2. Si rileva, comunque, che il ricorso è inammissibile anche "nel merito" in quanto si risolve nella richiesta di rivalutazione delle ragioni giustificative ciel provvedimento di sospensione dei termini di custodia cautelare, intervenuto nel corso del dibattimento, non consentita in sede di legittimità, ove non siano rilevate illogicità manifeste e decisive della valutazione in ordine alla "complessità del dibattimento" che legittima la sospensione.

Si riafferma, sul punto che il giudizio di complessità, ex art. 304, comma secondo cod. proc. pen., ha carattere prognostico, dovendo essere formulato non con riguardo all'attività espletata ed esaurita, bensì in ragione dell'attività da compiere ed implica un accertamento fattuale insindacabile in sede di legittimità, se adeguatamente motivato. Così la Corte ha ritenuto correttamente motivata l'ordinanza di sospensione dei termini che aveva fondato la valutazione di complessità del procedimento alla luce della struttura delle imputazioni, del numero degli imputati e di quello assai elevato di te5timoni indicati nelle rispettive liste, nonché della necessità di trascrivere un rilevante numero di conversazioni intercettate (Sez. 6, n. 28663 del 23/06/2015, Curcio, Rv. 264054-01; Sez. 6, n. 21745 del 04/05/2018, Rao, Rv. 273020 -01).
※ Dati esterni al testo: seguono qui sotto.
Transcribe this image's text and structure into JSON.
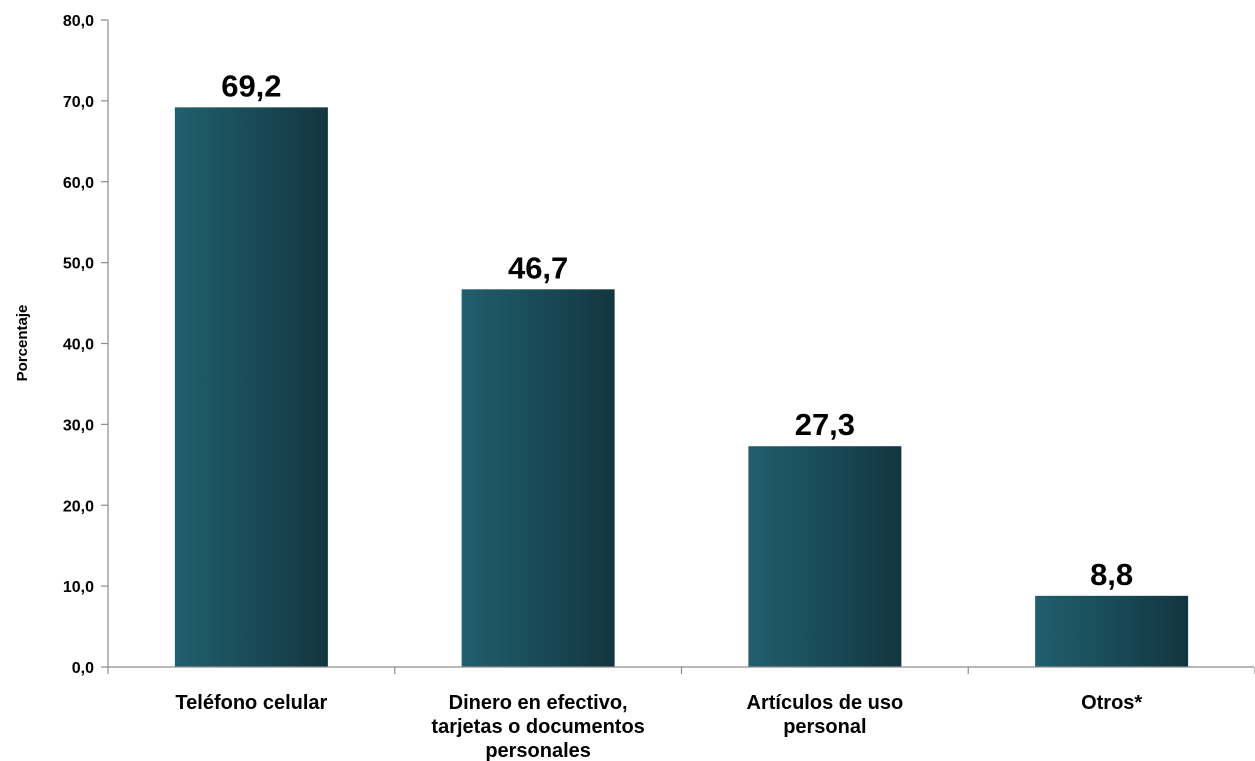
{
  "chart_data": {
    "type": "bar",
    "categories": [
      [
        "Teléfono celular"
      ],
      [
        "Dinero en efectivo,",
        "tarjetas o documentos",
        "personales"
      ],
      [
        "Artículos de uso",
        "personal"
      ],
      [
        "Otros*"
      ]
    ],
    "values": [
      69.2,
      46.7,
      27.3,
      8.8
    ],
    "value_labels": [
      "69,2",
      "46,7",
      "27,3",
      "8,8"
    ],
    "ylabel": "Porcentaje",
    "ylim": [
      0,
      80
    ],
    "yticks": [
      0,
      10,
      20,
      30,
      40,
      50,
      60,
      70,
      80
    ],
    "ytick_labels": [
      "0,0",
      "10,0",
      "20,0",
      "30,0",
      "40,0",
      "50,0",
      "60,0",
      "70,0",
      "80,0"
    ],
    "grid": false,
    "legend": "none",
    "colors": {
      "bar_light": "#215f6e",
      "bar_dark": "#123640",
      "axis": "#8c8c8c"
    }
  }
}
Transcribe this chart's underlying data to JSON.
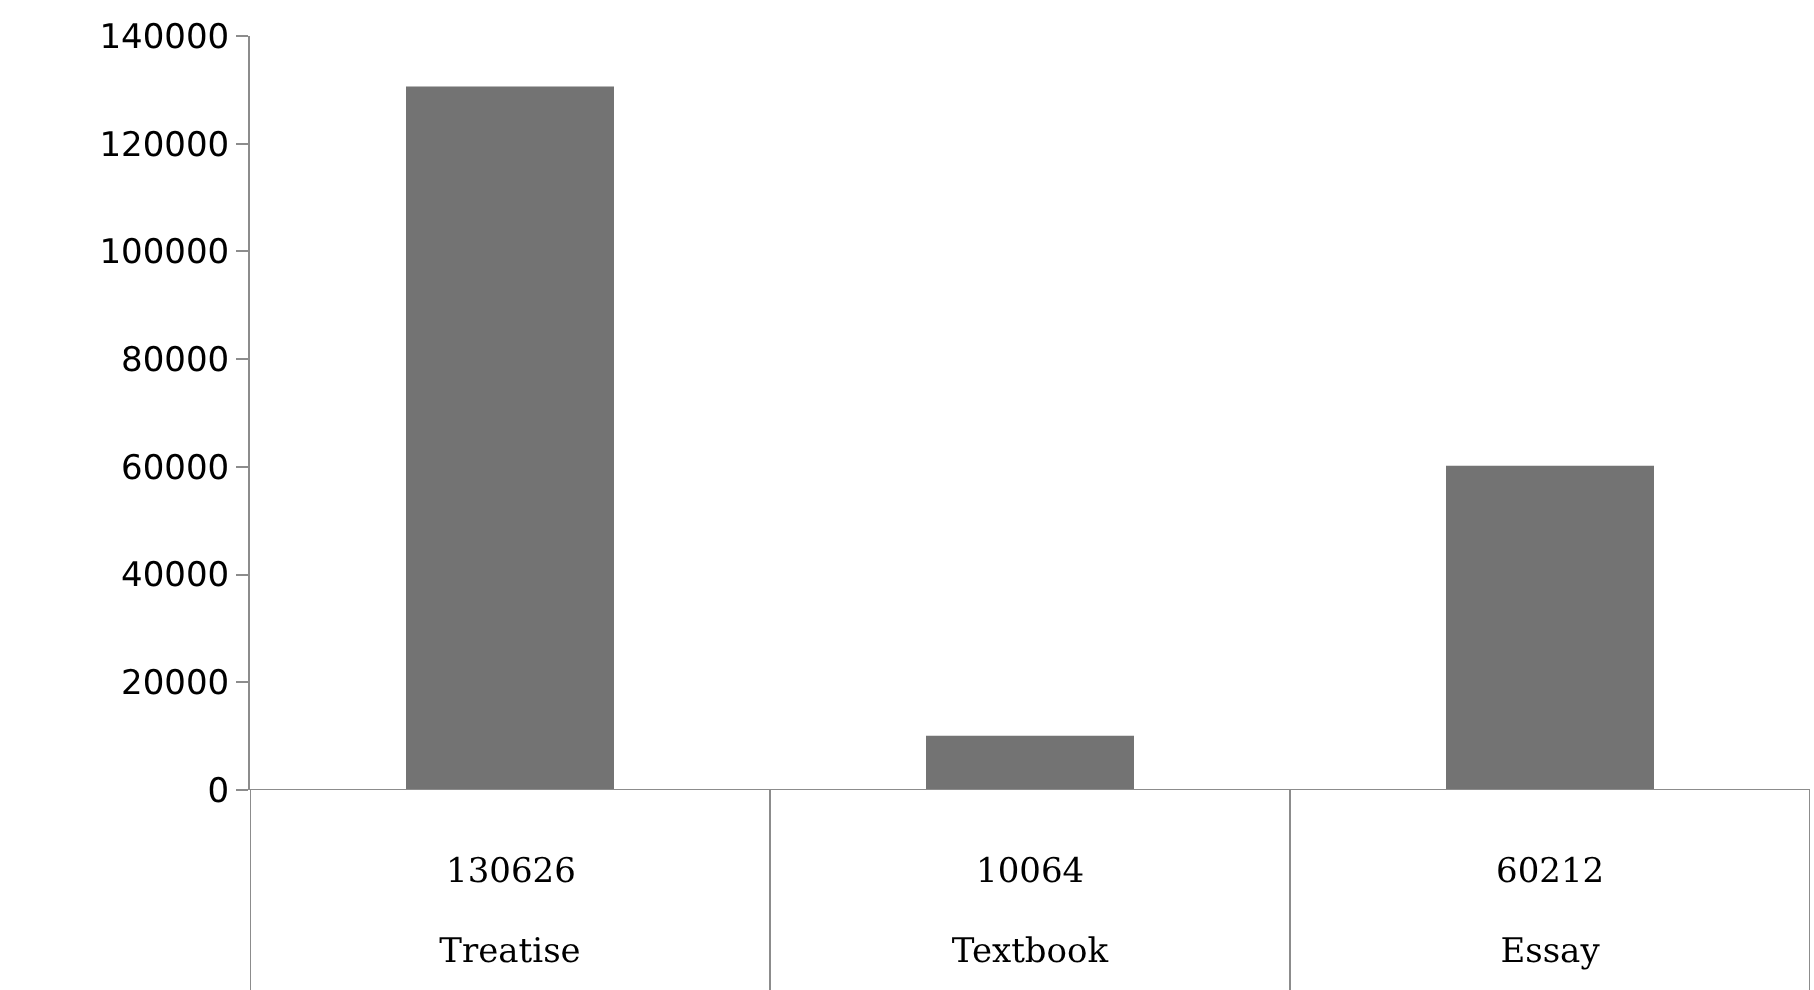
{
  "chart_data": {
    "type": "bar",
    "categories": [
      "Treatise",
      "Textbook",
      "Essay"
    ],
    "values": [
      130626,
      10064,
      60212
    ],
    "color": "#737373",
    "ylim": [
      0,
      140000
    ],
    "yticks": [
      0,
      20000,
      40000,
      60000,
      80000,
      100000,
      120000,
      140000
    ],
    "data_labels": true
  }
}
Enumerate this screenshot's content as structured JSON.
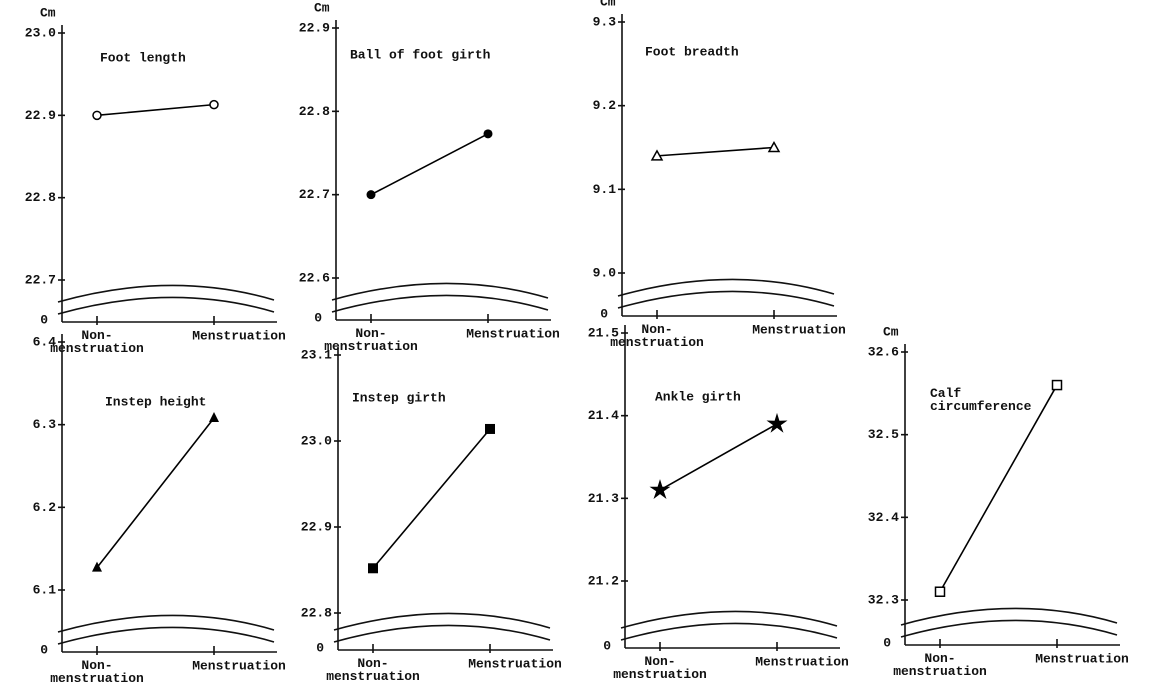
{
  "chart_data": [
    {
      "type": "line",
      "title": "Foot length",
      "y_unit": "Cm",
      "categories": [
        "Non-\nmenstruation",
        "Menstruation"
      ],
      "values": [
        22.9,
        22.913
      ],
      "marker": "circle-open",
      "color": "#000000",
      "ylim": [
        22.7,
        23.0
      ],
      "yticks": [
        22.7,
        22.8,
        22.9,
        {
          "value": 23,
          "label": "23.0"
        }
      ],
      "axis_break_value": 0
    },
    {
      "type": "line",
      "title": "Ball of foot girth",
      "y_unit": "Cm",
      "categories": [
        "Non-\nmenstruation",
        "Menstruation"
      ],
      "values": [
        22.7,
        22.773
      ],
      "marker": "circle-filled",
      "color": "#000000",
      "ylim": [
        22.6,
        22.9
      ],
      "yticks": [
        22.6,
        22.7,
        22.8,
        22.9
      ],
      "axis_break_value": 0
    },
    {
      "type": "line",
      "title": "Foot breadth",
      "y_unit": "Cm",
      "categories": [
        "Non-\nmenstruation",
        "Menstruation"
      ],
      "values": [
        9.14,
        9.15
      ],
      "marker": "triangle-open",
      "color": "#000000",
      "ylim": [
        9.0,
        9.3
      ],
      "yticks": [
        {
          "value": 9,
          "label": "9.0"
        },
        9.1,
        9.2,
        9.3
      ],
      "axis_break_value": 0
    },
    {
      "type": "line",
      "title": "Instep height",
      "categories": [
        "Non-\nmenstruation",
        "Menstruation"
      ],
      "values": [
        6.127,
        6.308
      ],
      "marker": "triangle-filled",
      "color": "#000000",
      "ylim": [
        6.1,
        6.4
      ],
      "yticks": [
        6.1,
        6.2,
        6.3,
        6.4
      ],
      "axis_break_value": 0
    },
    {
      "type": "line",
      "title": "Instep girth",
      "categories": [
        "Non-\nmenstruation",
        "Menstruation"
      ],
      "values": [
        22.852,
        23.014
      ],
      "marker": "square-filled",
      "color": "#000000",
      "ylim": [
        22.8,
        23.1
      ],
      "yticks": [
        22.8,
        22.9,
        {
          "value": 23,
          "label": "23.0"
        },
        23.1
      ],
      "axis_break_value": 0
    },
    {
      "type": "line",
      "title": "Ankle girth",
      "categories": [
        "Non-\nmenstruation",
        "Menstruation"
      ],
      "values": [
        21.31,
        21.39
      ],
      "marker": "star",
      "color": "#000000",
      "ylim": [
        21.2,
        21.5
      ],
      "yticks": [
        21.2,
        21.3,
        21.4,
        21.5
      ],
      "axis_break_value": 0
    },
    {
      "type": "line",
      "title": "Calf\ncircumference",
      "y_unit": "Cm",
      "categories": [
        "Non-\nmenstruation",
        "Menstruation"
      ],
      "values": [
        32.31,
        32.56
      ],
      "marker": "square-open",
      "color": "#000000",
      "ylim": [
        32.3,
        32.6
      ],
      "yticks": [
        32.3,
        32.4,
        32.5,
        32.6
      ],
      "axis_break_value": 0
    }
  ]
}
La particolare complessità del dibattimento, può, peraltro, essere desunta, come nel caso di specie, dalla sopravvenienza di nuove difficoltà tecniche, che si innestano su una attività istruttoria già complessa. (Sez. 6, n. 15884 del 06/04/2016, Zona, Rv. 266544 -01).

Si riafferma, infine che, contrariamente a quanto dedotto, l'ordinanza di sospensione dei termini di custodia cautelare ai sensi dell'art. 304, comma 2 cod. proc. pen. può essere adottata in ogni momento del dibattimento, anche dopo che sia stata respinta analoga richiesta, purché sia adeguatamente motivata in base ad una valutazione ex ante del futuro svolgimento del processo e della sua particolare complessità (Sez. 6, n. 29537 del 07/05/2003, Valcarenghi, Rv. 226221 -01

Nel caso in esame, il tribunale, in coerenza con tali indicazioni ermeneutiche, rilevava che la sospensione dei termini risultava ampiamente giustificata dalla complessità del dibattimento derivante dal numero e dalla struttura dei testimoni indicati nelle rispettive liste e dalla necessità di trascrivere un rilevante numero di intercettazioni, attività resa complessa dalla rinuncia all'incarico da parte del primo perito; il tribunale rilevava inoltre che, sebbene la problematica del cambio del perito si fosse verificata già a marzo 2023, tuttavia lo sviluppo del dibattimento aveva dimostrato l'incompatibilità dello stesso con i termini ordinari di custodia e, dunque, giustificava il provvedimento di sospensione oggetto di censura.

4. Alla dichiarata inammissibilità del ricorso consegue, per il disposto dell'art. 616 cod. proc. pen., la condanna del ricorrente al pagamento delle spese processuali nonché al versamento, in favore della Cassa delle ammende, di una somma che si determina equitativamente in Euro tremila.

P.Q.M.

Dichiara inammissibile il ricorso e condanna il ricorrente al pagamento delle spese processuali e della somma di Euro tremila in favore della Cassa delle ammende.

Così deciso in Roma, il giorno 21 febbraio 2024.

Depositata in Cancelleria il 20 marzo 2024.